God doesn’t hedge his bet, but removes the hedge, and we all know the tragedies, heartache and suffering that Job went on to endure.
I believe most Christians cringe when they think about all that Job had to go through once the hedge of protection was removed. I know I do. The last thing I want to see happen is God’s hedge of protection taken away from me. I hate pain and suffering of any kind, whether it be physical, emotional or spiritual. I guess we all do. God realizes that, thus, in the Lord’s prayer, Jesus instructs us to pray, in the King James version, and most versions, “lead us not into temptation, but deliver us from the Evil One.”
Dallas Willard, and other Bible scholars say that God never leads us into temptation, and that a better translation would be “save us from the time of trial and deliver us from the Evil One.” The idea here is that we we go through times of trial, times of trouble, times of pain, we are tempted to sin by despair, worry, anger, or rejecting God. When things are going well we are less likely be tempted to sin in these ways.
When we pray the Lord’s Prayer, we are really asking God to keep his hedge of protection around us. We are asking God to keep us safe in our travels, secure in our jobs, strong in health and surrounded by angels. Which we desperately need, because our enemy, the devil, is constantly on the prowl like a lion, seeking to devour us, destroy us and kill us.
I think of the hedge of protection much like I think of the sheep pens of Jesus time. A rock wall that kept the sheep safe at night from wolves, bears and lions. I’ve heard that the shepherd slept in the doorway to the sheep pen to protect the sheep from intruders and thieves, thus Jesus says, “I am the door.” Jesus is an important part of our hedge of protection.
Sometimes we suffer for lack of the hedge. As noted earlier with Job, sometimes God himself removes the hedge to show up the devil and to show the world and to show us that we do not worship and ultimately trust the hedge of protection, but the God of the hedge.

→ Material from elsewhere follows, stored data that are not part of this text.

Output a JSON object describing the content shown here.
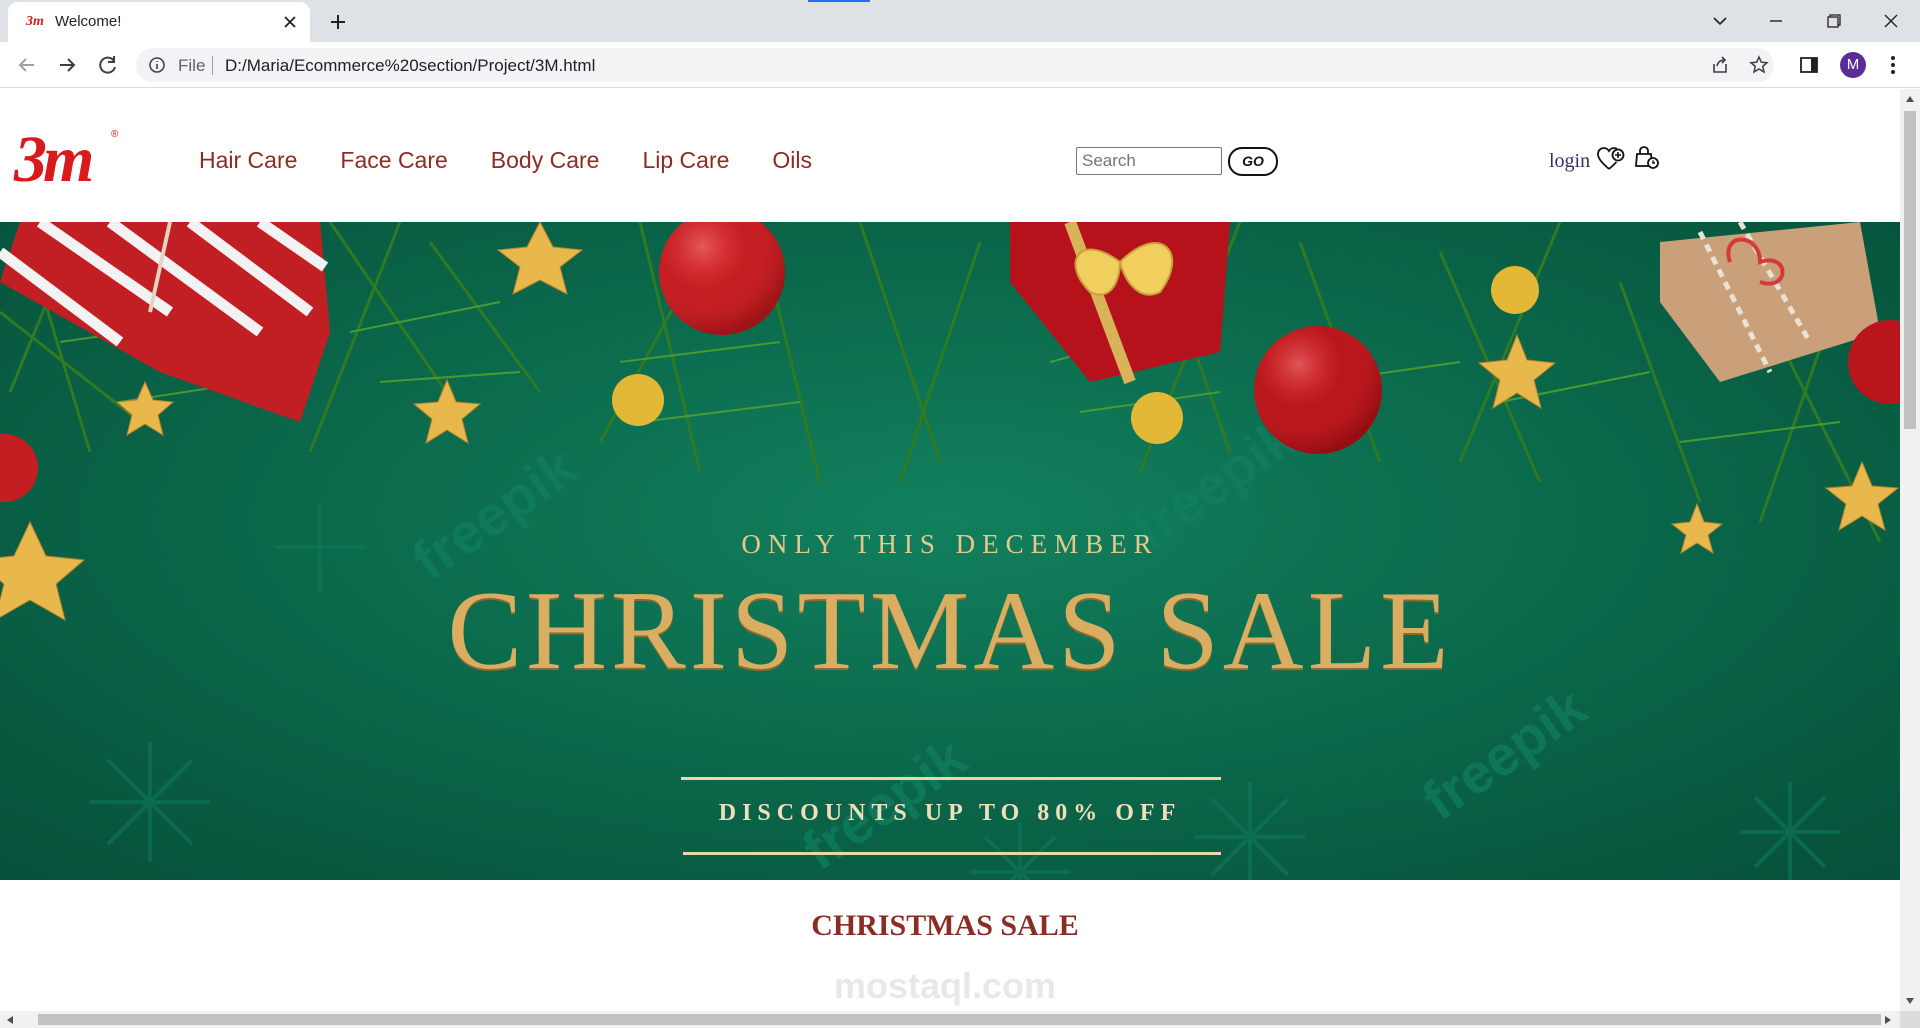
{
  "browser": {
    "tab_title": "Welcome!",
    "favicon_text": "3m",
    "url_scheme_label": "File",
    "url": "D:/Maria/Ecommerce%20section/Project/3M.html",
    "profile_initial": "M"
  },
  "site": {
    "logo_text": "3m",
    "logo_mark": "®",
    "nav": [
      "Hair Care",
      "Face Care",
      "Body Care",
      "Lip Care",
      "Oils"
    ],
    "search_placeholder": "Search",
    "search_button": "GO",
    "login_label": "login",
    "icons": {
      "wishlist": "heart-plus-icon",
      "cart": "shopping-bag-icon"
    }
  },
  "hero": {
    "subtitle": "ONLY THIS DECEMBER",
    "title": "CHRISTMAS SALE",
    "discount": "DISCOUNTS UP TO 80% OFF",
    "watermark": "freepik"
  },
  "section": {
    "title": "CHRISTMAS SALE"
  },
  "overlay_watermark": "mostaql.com",
  "colors": {
    "brand_red": "#d91a1a",
    "nav_text": "#8b2c25",
    "hero_green": "#0b6a4c",
    "gold": "#d9ae62"
  }
}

Another reason that the hedge doesn’t always protect us, is that we climb over the hedge. We leave it. We don’t like boundaries. We we want to be free. The prodigal son was like that. He had super hedge at his father’s house, but he didn’t want to be hedged in, so he left, and outside the hedge he suffered much.
When we deliberately sin, we voluntarily leave our loving Heavenly Father’s hedge of protection and suffer the consequences. In the Lord’s Prayer, Jesus also tells us to pray that the Father’s will be done on earth as it is in heaven. When we are inside God’s will, we are most likely inside the hedge.

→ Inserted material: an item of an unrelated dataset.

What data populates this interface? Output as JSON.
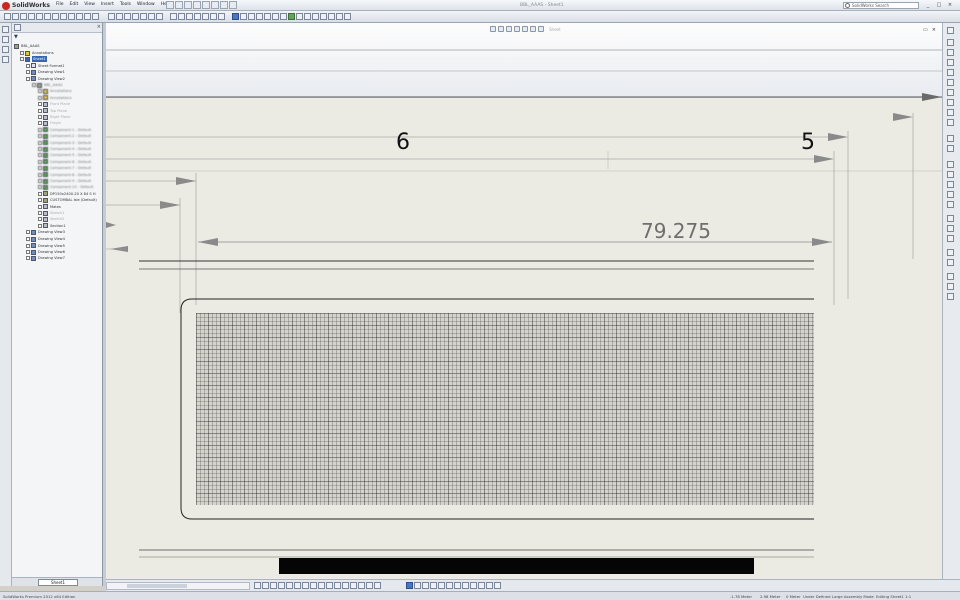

I am not saying that anytime a Christian suffers he or she is outside the will of God, but I am saying that God loves us and wants us to happy, and as a general principle we are happier doing His Will, and living inside the hedge. Sometimes we do suffer the effects of other people’s sinful choices or the attacks of Satan, while inside the hedge, and it is during these times that we can sing out like Martin Luther, “A mighty fortress is our God, a bulwark never failing.”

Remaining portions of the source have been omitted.